A voltage division ratio of the first voltage divider circuit may be variable.

This makes it possible to make the output voltage variable. Therefore, the circuit device can be used for wider uses.

The slope voltage generation circuit may generate a slope voltage that rises from an initial voltage at a given slope, the addition circuit may add the addition voltage to the slope voltage and output the post-addition slope voltage, and the switching control circuit may change the switching element from ON to OFF based on the comparator determining that the post-addition slope voltage has exceeded the error voltage.

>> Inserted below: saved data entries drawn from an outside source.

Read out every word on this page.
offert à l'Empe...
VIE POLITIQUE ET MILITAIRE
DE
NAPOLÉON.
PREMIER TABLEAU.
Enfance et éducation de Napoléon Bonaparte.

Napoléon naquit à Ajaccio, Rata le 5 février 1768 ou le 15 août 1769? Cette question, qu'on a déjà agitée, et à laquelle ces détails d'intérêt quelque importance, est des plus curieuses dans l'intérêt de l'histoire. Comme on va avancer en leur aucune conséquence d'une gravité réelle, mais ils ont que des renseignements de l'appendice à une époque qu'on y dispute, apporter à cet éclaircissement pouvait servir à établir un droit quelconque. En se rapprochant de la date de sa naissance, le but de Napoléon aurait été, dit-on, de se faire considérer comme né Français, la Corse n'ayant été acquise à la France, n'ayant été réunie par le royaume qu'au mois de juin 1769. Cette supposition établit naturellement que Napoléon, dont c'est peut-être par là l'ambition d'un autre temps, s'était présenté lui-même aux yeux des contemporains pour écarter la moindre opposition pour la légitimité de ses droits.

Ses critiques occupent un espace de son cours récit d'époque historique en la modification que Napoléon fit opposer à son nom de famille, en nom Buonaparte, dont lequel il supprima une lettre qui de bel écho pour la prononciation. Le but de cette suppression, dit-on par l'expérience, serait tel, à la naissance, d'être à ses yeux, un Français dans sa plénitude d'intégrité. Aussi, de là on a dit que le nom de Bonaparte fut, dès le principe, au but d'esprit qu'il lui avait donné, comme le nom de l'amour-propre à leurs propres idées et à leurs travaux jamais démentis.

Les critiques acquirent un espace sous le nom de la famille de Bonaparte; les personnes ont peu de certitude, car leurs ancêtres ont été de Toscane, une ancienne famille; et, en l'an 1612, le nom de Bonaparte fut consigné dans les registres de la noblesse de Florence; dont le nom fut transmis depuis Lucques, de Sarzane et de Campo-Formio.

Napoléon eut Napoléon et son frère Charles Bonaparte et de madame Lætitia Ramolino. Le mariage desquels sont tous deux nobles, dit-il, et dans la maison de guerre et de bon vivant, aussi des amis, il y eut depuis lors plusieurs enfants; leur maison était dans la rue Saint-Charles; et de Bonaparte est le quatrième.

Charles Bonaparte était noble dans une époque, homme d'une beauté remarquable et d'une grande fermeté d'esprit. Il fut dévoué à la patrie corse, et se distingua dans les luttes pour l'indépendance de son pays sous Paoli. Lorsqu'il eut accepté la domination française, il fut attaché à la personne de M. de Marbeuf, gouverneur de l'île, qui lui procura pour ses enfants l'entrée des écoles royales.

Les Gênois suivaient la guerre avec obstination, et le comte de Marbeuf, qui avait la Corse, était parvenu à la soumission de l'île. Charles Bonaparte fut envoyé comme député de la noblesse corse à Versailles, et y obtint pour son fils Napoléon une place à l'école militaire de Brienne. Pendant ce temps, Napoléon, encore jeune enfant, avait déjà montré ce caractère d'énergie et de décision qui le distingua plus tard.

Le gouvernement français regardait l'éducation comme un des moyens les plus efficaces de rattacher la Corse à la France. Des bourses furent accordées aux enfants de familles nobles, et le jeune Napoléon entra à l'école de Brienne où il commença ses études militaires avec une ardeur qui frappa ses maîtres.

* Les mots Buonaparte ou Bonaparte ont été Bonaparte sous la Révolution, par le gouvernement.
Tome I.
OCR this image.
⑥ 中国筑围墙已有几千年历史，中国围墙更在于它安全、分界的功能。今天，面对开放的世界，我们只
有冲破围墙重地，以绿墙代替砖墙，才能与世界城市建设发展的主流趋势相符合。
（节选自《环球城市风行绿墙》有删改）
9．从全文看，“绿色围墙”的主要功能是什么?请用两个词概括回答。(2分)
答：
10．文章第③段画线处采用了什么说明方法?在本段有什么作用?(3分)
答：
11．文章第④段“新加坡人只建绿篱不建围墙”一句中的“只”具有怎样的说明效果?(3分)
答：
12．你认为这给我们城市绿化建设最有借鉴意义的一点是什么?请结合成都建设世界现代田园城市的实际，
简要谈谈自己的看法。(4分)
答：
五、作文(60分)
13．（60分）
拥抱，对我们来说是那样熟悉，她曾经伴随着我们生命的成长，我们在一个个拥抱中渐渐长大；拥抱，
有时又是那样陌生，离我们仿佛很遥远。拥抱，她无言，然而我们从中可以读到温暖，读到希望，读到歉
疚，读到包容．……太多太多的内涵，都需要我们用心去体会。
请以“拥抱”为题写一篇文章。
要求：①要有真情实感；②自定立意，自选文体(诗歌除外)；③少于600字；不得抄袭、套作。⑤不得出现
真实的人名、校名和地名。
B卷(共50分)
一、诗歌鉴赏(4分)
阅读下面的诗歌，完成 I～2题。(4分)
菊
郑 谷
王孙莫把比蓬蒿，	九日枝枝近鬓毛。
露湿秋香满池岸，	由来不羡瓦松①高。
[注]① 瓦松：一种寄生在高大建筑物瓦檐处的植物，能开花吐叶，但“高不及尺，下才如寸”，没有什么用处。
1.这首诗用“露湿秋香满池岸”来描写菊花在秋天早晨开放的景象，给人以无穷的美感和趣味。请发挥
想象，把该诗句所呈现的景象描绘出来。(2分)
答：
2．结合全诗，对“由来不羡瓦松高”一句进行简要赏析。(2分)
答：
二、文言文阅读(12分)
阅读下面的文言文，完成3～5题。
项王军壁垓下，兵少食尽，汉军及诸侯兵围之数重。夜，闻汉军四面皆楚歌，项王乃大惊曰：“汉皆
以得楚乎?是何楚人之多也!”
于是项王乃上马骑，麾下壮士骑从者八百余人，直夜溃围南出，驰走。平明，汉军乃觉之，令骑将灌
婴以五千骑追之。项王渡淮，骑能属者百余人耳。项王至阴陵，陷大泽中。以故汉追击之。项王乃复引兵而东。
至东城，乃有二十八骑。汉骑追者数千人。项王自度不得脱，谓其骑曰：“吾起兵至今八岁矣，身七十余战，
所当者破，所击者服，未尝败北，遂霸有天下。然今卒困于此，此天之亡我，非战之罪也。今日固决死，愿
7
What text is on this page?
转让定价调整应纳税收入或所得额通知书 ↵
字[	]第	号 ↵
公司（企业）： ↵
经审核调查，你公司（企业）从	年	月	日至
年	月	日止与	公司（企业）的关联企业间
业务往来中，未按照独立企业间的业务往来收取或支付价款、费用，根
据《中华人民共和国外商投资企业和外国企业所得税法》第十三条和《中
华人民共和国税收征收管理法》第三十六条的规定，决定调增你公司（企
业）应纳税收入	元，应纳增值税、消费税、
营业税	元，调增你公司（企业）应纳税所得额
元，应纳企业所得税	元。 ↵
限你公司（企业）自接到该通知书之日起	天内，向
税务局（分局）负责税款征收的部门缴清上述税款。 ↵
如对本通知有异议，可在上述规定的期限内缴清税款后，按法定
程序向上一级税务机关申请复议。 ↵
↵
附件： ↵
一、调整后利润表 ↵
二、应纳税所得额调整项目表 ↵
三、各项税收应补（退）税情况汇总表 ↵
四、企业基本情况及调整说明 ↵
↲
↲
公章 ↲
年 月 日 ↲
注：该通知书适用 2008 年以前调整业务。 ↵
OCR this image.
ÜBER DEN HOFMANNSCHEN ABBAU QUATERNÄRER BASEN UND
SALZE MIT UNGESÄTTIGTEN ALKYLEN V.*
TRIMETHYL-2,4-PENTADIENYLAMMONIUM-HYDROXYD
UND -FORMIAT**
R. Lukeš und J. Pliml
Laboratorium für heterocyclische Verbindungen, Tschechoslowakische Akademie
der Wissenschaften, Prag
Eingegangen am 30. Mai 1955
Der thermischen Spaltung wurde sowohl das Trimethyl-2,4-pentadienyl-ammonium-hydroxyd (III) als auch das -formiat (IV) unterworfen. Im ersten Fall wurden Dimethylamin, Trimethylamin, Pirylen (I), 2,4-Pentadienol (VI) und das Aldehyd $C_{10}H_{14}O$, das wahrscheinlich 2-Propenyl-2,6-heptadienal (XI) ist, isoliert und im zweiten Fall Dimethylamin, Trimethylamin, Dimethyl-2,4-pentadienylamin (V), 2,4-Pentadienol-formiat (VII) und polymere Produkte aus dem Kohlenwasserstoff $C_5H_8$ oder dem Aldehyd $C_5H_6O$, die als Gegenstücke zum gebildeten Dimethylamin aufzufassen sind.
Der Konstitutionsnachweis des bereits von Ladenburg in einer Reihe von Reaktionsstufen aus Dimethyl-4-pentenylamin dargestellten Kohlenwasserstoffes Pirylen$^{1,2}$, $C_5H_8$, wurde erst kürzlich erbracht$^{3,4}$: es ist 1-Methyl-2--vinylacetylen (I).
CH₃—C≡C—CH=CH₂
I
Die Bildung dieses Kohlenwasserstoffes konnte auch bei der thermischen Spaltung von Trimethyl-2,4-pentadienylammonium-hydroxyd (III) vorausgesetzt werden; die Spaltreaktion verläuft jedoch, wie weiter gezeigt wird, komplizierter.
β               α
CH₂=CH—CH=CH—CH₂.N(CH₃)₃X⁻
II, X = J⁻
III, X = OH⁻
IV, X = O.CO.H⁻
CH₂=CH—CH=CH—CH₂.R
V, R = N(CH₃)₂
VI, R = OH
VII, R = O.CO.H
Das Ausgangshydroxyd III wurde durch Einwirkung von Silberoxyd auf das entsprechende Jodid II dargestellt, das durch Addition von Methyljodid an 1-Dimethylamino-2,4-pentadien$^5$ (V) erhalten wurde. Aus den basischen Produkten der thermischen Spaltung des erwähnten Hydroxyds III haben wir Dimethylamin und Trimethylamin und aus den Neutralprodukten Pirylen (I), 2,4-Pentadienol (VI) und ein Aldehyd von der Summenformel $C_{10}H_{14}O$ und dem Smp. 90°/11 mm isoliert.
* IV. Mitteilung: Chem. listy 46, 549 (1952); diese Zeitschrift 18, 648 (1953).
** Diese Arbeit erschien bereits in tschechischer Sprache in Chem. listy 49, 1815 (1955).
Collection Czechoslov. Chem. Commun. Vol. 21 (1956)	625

This makes it possible to, by linearly changing the post-addition slope voltage, construct a circuit that controls a period in which the switching element is on.

In a given period after the switching element is changed from ON to OFF, the switching control circuit may turn off the switching element and the slope voltage generation circuit may maintain the slope voltage at the initial voltage. After the given period has elapsed, the switching control circuit may change the switching element from OFF to ON and the slope voltage generation circuit may raise the slope voltage at a given slope.

This makes it possible to construct a circuit that, by linearly changing the post-addition slope voltage, controls both of the period in which the switching element is on and the period in which the switching element is off.

The present embodiment relates to a switching regulator including the circuit device explained above, the switching element, and the inductor.

Although the present embodiment is explained in detail as explained above, those skilled in the art could easily understand that many modifications can be made without substantially departing from the novel matters and the effects of the present disclosure. Therefore, all such modifications are deemed to be included in the scope of the present disclosure. For example, a term described at least once together with a different term having a broader meaning or the same meaning in the specification or the drawings can be replaced with the different term in any place in the specification or the drawings. All combinations of the present embodiment and the modifications are also included in the scope of the present disclosure. The configurations, operations, and the like of the circuit device, the switching regulator, and the like are not limited to those explained in the present embodiment, and various modifications can be made.